(I don't care about convenience, really; I only care if/how it affects the efficiency [resource use] of implementations, and whether one choice allows more alternative implementations than the other.)
The only case I can think of where the byte order actually matters (as in, makes a difference in complexity of implementation), is when accessing arbitrary precision number limbs, or bit strings.
In little-endian byte order, you can use any unsigned integer type to access the ith bit in the string. That is, if map is sufficiently aligned and large enough,
unsigned int get_bit64(const uint64_t *map, const size_t bit)
{
return !!(map[bit/64] & ((uint64_t)1 << (bit & 63)));
}
unsigned int get_bit8(const uint8_t *map, const size_t bit)
{
return !!(map[bit / 8] & (1 << (bit & 7)));
}
then you always have get_bit64(map, i) == get_bit8(map, i). (Ignore any typos in the above code, if you find one.) Not so with big-endian byte order, where you must use a specific word size to access the bit map.

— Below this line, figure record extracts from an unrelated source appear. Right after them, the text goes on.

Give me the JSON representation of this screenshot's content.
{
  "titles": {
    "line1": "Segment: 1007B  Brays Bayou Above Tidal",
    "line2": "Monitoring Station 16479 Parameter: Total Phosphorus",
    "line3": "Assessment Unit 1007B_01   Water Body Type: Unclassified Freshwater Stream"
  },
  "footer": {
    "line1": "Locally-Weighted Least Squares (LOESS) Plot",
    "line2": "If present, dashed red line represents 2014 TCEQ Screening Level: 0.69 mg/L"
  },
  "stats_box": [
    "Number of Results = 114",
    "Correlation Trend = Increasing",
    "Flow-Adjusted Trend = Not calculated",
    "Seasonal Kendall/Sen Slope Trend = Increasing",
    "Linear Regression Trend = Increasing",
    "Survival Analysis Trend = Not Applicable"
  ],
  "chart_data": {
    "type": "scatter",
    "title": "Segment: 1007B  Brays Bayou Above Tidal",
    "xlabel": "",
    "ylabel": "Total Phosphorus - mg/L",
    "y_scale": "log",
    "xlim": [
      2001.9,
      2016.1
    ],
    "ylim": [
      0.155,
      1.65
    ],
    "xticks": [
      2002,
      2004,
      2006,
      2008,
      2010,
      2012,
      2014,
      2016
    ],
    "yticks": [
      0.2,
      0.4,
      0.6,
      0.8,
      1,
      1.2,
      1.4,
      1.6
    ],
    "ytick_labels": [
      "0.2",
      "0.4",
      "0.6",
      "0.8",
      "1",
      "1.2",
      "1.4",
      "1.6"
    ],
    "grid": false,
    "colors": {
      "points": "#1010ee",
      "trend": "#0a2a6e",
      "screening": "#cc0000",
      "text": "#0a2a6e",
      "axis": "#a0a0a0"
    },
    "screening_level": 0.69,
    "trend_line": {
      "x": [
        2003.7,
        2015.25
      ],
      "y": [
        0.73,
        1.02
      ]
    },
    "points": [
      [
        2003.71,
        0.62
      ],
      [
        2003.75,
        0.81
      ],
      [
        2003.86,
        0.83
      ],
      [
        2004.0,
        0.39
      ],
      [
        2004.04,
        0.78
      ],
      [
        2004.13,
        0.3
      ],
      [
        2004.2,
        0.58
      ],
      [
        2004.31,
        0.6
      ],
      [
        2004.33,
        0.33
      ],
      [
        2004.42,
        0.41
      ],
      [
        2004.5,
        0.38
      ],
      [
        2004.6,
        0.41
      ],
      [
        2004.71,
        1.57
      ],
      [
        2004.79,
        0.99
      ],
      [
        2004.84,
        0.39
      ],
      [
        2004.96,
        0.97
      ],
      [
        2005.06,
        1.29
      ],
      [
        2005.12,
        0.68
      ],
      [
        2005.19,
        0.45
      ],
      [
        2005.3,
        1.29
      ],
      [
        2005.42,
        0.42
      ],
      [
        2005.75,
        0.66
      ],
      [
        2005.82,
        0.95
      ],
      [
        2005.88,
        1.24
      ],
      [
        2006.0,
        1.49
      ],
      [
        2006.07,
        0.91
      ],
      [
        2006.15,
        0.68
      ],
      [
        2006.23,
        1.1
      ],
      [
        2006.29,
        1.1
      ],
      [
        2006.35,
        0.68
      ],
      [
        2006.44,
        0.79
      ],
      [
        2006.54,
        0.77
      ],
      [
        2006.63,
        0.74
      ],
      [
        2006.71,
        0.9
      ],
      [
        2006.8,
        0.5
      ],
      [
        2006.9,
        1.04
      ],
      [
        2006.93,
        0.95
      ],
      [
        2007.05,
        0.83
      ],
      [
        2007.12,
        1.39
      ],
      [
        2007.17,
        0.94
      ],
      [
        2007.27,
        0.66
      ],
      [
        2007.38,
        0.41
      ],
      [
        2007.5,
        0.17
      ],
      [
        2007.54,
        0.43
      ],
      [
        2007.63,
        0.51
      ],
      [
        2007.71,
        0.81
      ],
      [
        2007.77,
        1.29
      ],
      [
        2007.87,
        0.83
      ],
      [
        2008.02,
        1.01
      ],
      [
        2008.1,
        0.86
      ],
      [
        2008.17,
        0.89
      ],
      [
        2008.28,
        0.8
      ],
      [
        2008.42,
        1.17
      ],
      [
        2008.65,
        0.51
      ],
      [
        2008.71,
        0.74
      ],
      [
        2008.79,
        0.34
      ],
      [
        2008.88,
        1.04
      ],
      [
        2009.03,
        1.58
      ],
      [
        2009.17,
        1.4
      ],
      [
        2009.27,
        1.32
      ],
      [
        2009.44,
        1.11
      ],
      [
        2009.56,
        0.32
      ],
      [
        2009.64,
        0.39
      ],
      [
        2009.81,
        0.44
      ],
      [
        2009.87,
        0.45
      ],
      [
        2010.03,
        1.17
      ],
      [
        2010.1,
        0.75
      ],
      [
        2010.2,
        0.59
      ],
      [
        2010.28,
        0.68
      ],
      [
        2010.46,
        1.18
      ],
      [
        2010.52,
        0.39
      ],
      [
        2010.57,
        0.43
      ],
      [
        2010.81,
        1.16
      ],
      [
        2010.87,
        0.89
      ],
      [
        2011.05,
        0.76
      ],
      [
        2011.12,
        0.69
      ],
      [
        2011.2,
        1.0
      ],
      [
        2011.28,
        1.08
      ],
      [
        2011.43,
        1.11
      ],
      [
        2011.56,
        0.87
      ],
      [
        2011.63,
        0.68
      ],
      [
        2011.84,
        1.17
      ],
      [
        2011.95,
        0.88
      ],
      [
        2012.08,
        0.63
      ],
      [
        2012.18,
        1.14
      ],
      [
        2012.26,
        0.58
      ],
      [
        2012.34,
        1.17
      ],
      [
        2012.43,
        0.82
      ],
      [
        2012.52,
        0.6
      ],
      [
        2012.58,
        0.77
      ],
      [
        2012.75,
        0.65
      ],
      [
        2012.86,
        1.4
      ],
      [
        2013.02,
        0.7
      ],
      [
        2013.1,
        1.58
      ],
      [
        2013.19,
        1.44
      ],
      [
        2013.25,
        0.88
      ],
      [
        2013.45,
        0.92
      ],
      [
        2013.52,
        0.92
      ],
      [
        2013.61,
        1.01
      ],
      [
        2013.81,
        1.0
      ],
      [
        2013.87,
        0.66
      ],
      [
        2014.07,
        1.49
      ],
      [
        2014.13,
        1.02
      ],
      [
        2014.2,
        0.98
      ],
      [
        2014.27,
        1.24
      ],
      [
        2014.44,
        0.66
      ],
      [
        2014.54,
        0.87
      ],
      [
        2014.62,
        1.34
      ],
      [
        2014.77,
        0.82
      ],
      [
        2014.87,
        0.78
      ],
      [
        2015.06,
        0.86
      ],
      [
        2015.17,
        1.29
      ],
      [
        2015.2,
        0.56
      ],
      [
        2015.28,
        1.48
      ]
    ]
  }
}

Granted, it only matters in some rather odd cases, like when different operations wish to access the binary data in different-sized chunks.
Other than that, the byte order really does not seem to affect me as a programmer much. The fact that there is more than one byte order in use, does, but I guess I'm used to that, having dealt with so many binary data formats with differing byte orders.